Securities Class Action: Iris Energy LTD.
SHAREHOLDER ALERT: Berger Montague Advises Investors That A Securities Fraud Class Action Lawsuit Was Filed Against IRIS ENERGY LIMITED (NASDAQ: IREN); Lead Plaintiff Deadline is February 13, 2023
PHILADELPHIA, PA December 8, 2022 – Berger Montague advises investors that a securities fraud class action lawsuit has been filed against Iris Energy Limited (“Iris”) (NASDAQ: IREN) on behalf of those who purchased: (a) Iris ordinary shares pursuant and/or traceable to Iris’s initial public offering conducted on or about November 17, 2021 (the “IPO”); and/or (b) Iris securities between November 17, 2021 and November 1, 2022, both dates inclusive (the “Class Period”).
Investor Deadline: Investors who purchased or acquired Iris securities during the Class Period may, no later than February 6, 2023, seek to be appointed as a lead plaintiff representative of the class. For additional information or to learn how to participate in this litigation, please contact Berger Montague: James Maro at [email protected] or (215) 875-3093, or Andrew Abramowitz at [email protected] or (215) 875-3015 or visit: https://investigations.bergermontague.com/iris-energy/
Iris touts itself as a leading owner and operator of institutional-grade, highly efficient, proprietary Bitcoin mining data centers powered by 100% renewable energy.

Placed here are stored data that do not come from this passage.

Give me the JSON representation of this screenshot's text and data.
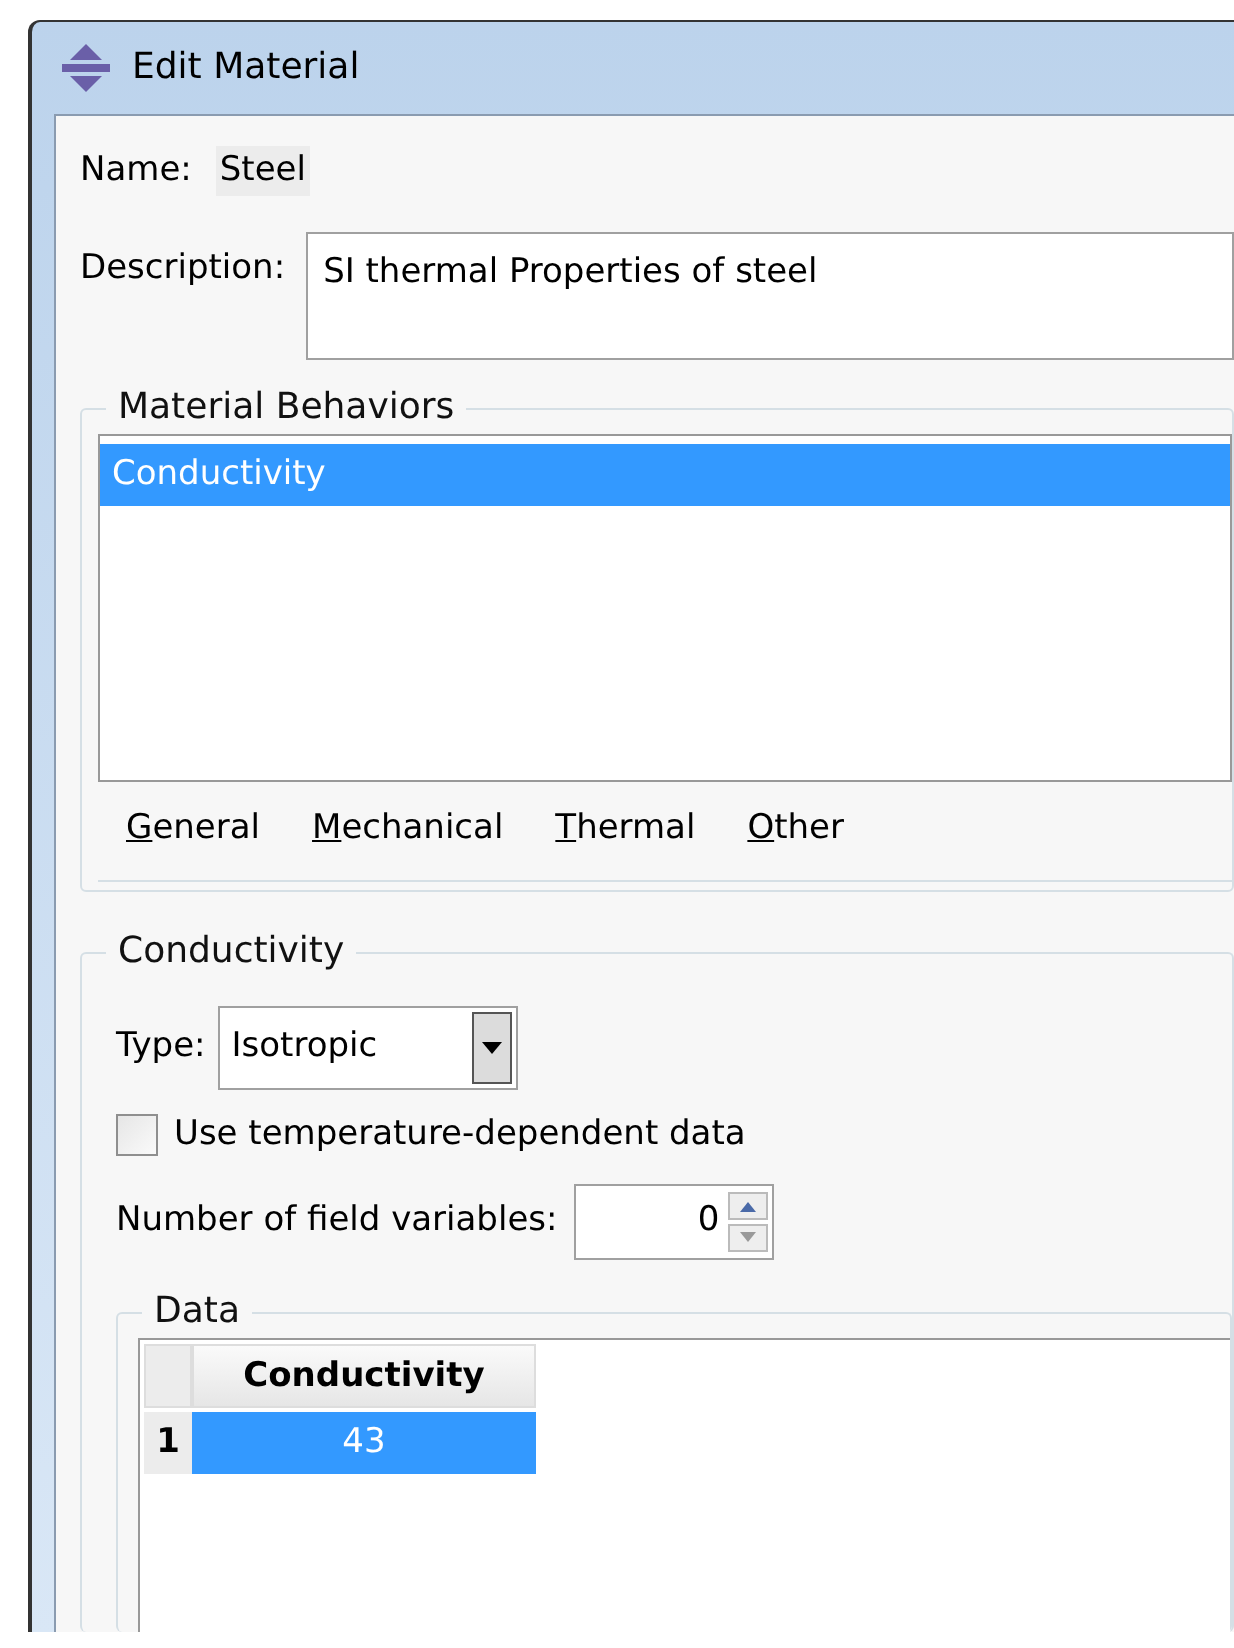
{
  "window": {
    "title": "Edit Material"
  },
  "name": {
    "label": "Name:",
    "value": "Steel"
  },
  "description": {
    "label": "Description:",
    "value": "SI thermal Properties of steel"
  },
  "material_behaviors": {
    "title": "Material Behaviors",
    "items": [
      {
        "label": "Conductivity",
        "selected": true
      }
    ],
    "menus": [
      {
        "label": "General"
      },
      {
        "label": "Mechanical"
      },
      {
        "label": "Thermal"
      },
      {
        "label": "Other"
      }
    ]
  },
  "conductivity": {
    "title": "Conductivity",
    "type": {
      "label": "Type:",
      "value": "Isotropic"
    },
    "temperature_dependent": {
      "label": "Use temperature-dependent data",
      "checked": false
    },
    "field_variables": {
      "label": "Number of field variables:",
      "value": "0"
    },
    "data": {
      "title": "Data",
      "columns": [
        "Conductivity"
      ],
      "rows": [
        {
          "index": "1",
          "cells": [
            "43"
          ],
          "selected": true
        }
      ]
    }
  }
}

On November 17, 2021, Iris conducted its IPO, selling 8.27 million shares of stock priced at $28.00. On November 2, 2022, Iris issued a press release disclosing, among other things, that “[c]ertain equipment (i.e., Bitcoin miners) owned by . . . special purpose vehicles currently produce insufficient cash flow to service their respective debt financing obligations, and have a current market value well below the principal amount of the relevant loans” and that “[r]estructuring discussions with the lender remain ongoing.”
Following this news, Iris’s stock price fell $0.51 per share, or 15.04%, to close at $2.88 per share on November 2, 2022.

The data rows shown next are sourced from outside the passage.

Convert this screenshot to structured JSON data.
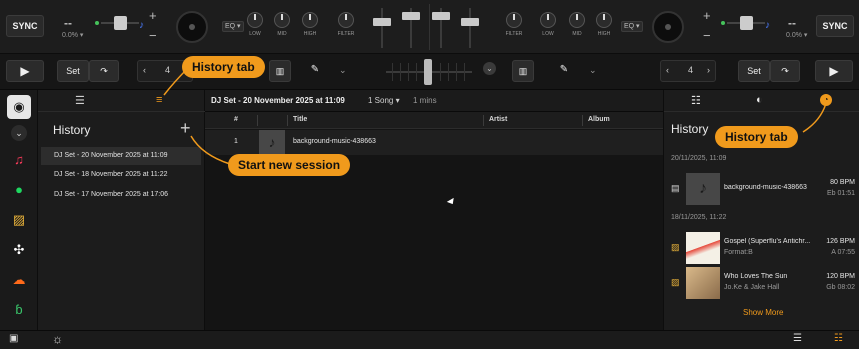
{
  "deck": {
    "sync_label": "SYNC",
    "bpm_display": "--",
    "pitch_pct": "0.0% ▾",
    "plus": "+",
    "minus": "−",
    "eq_label": "EQ ▾",
    "knobs": [
      "LOW",
      "MID",
      "HIGH",
      "FILTER"
    ]
  },
  "transport": {
    "set_label": "Set",
    "loop_value": "4"
  },
  "history_sidebar": {
    "title": "History",
    "add_icon": "plus-icon",
    "sessions": [
      "DJ Set - 20 November 2025 at 11:09",
      "DJ Set - 18 November 2025 at 11:22",
      "DJ Set - 17 November 2025 at 17:06"
    ]
  },
  "list": {
    "header_title": "DJ Set - 20 November 2025 at 11:09",
    "song_count": "1 Song ▾",
    "duration": "1 mins",
    "columns": {
      "num": "#",
      "title": "Title",
      "artist": "Artist",
      "album": "Album"
    },
    "rows": [
      {
        "num": "1",
        "title": "background-music-438663",
        "artist": "",
        "album": ""
      }
    ]
  },
  "right_panel": {
    "title": "History",
    "groups": [
      {
        "date": "20/11/2025, 11:09",
        "tracks": [
          {
            "title": "background-music-438663",
            "sub": "",
            "bpm": "80 BPM",
            "key_time": "Eb  01:51"
          }
        ]
      },
      {
        "date": "18/11/2025, 11:22",
        "tracks": [
          {
            "title": "Gospel (Superflu's Antichr...",
            "sub": "Format:B",
            "bpm": "126 BPM",
            "key_time": "A  07:55"
          },
          {
            "title": "Who Loves The Sun",
            "sub": "Jo.Ke & Jake Hall",
            "bpm": "120 BPM",
            "key_time": "Gb  08:02"
          }
        ]
      }
    ],
    "show_more": "Show More"
  },
  "callouts": {
    "history_tab_left": "History tab",
    "history_tab_right": "History tab",
    "start_new_session": "Start new session"
  },
  "colors": {
    "accent": "#f09a1c",
    "background": "#151515",
    "green": "#46c35b",
    "blue": "#4a7cff"
  }
}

The complaint alleges that in the Offering Documents and throughout the Class Period, the defendants made false and/or misleading statements and/or failed to disclose that: (i) certain of Iris’s Bitcoin miners, owned through its Non-Recourse SPVs, were unlikely to produce sufficient cash flow to service their respective debt financing obligations; (ii) accordingly, Iris’s use of equipment financing agreements to procure Bitcoin miners was not as sustainable as the defendants had represented; (iii) the foregoing was likely to have a material negative impact on Iris’s business, operations, and financial condition; and (iv) as a result, the Offering Documents and Defendants’ public statements throughout the Class Period were materially false and/or misleading and failed to state information required to be stated therein.

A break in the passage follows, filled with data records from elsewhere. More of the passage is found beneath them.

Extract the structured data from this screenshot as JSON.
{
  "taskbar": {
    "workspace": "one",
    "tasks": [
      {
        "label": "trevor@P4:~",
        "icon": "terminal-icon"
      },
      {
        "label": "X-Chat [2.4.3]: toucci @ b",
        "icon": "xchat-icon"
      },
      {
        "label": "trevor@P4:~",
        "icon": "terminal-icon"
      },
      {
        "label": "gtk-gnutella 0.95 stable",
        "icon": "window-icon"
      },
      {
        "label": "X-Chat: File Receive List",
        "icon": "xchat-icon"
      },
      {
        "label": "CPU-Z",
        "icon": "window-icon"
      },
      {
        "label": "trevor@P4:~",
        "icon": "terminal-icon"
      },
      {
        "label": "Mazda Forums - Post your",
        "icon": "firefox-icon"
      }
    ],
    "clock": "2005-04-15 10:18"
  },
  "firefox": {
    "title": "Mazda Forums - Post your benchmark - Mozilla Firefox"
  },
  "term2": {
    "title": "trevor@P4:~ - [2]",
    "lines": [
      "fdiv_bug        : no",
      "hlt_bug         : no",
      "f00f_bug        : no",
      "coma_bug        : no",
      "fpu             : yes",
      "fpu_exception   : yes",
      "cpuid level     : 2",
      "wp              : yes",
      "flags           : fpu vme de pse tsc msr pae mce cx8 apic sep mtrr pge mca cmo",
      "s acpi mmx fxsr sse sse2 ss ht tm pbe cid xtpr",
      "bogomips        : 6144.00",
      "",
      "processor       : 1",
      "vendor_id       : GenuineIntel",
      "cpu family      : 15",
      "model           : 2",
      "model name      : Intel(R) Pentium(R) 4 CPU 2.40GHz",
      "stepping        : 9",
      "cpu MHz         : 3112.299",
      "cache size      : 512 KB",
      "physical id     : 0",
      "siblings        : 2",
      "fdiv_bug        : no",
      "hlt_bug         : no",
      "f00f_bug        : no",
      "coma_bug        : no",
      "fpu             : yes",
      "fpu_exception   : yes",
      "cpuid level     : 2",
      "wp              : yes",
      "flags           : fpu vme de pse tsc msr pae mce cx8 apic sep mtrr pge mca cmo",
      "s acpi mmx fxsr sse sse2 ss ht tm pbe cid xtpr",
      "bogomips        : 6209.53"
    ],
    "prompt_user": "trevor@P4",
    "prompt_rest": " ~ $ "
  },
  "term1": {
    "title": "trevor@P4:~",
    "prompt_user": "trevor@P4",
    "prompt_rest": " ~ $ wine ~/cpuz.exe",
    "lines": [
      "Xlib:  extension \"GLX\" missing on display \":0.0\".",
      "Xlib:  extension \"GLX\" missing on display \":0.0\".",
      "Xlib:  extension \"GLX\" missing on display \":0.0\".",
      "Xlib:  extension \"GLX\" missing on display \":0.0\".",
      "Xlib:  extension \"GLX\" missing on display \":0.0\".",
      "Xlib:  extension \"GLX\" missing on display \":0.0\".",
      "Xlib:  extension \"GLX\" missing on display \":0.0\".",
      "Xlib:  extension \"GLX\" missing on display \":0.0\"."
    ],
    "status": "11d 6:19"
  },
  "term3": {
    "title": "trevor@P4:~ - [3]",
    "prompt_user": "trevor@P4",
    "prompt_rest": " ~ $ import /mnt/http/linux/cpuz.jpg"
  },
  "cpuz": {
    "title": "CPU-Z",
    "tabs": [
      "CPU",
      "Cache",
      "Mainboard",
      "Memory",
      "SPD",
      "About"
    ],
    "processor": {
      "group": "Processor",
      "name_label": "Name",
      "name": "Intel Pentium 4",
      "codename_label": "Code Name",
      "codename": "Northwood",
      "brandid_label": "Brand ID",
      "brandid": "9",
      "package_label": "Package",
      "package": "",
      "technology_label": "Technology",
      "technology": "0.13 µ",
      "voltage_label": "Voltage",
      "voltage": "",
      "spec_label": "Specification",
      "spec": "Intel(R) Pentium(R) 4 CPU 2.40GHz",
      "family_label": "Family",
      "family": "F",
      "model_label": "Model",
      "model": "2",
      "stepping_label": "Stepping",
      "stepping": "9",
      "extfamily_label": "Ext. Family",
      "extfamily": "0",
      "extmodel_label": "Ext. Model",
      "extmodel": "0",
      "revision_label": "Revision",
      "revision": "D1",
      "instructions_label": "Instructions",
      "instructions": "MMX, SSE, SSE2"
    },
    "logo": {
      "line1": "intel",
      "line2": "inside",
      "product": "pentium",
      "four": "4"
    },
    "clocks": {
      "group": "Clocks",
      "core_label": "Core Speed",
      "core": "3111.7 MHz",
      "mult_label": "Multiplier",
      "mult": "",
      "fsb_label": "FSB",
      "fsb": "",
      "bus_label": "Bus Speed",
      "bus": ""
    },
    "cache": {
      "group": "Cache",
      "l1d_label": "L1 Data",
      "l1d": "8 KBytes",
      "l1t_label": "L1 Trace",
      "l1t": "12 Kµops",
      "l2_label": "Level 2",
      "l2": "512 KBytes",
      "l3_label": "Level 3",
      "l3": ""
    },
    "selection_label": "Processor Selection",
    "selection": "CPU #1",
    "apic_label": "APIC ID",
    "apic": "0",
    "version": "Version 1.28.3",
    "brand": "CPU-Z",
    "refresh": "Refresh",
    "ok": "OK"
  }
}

A lead plaintiff is a representative party that acts on behalf of other class members in directing the litigation. In order to be appointed lead plaintiff, the Court must determine that the class member’s claim is typical of the claims of other class members, and that the class member will adequately represent the class. Your ability to share in any recovery is not, however, affected by the decision whether or not to serve as a lead plaintiff. Any member of the purported class may move the Court to serve as a lead plaintiff through counsel of his/her choice, or may choose to do nothing and remain an inactive class member.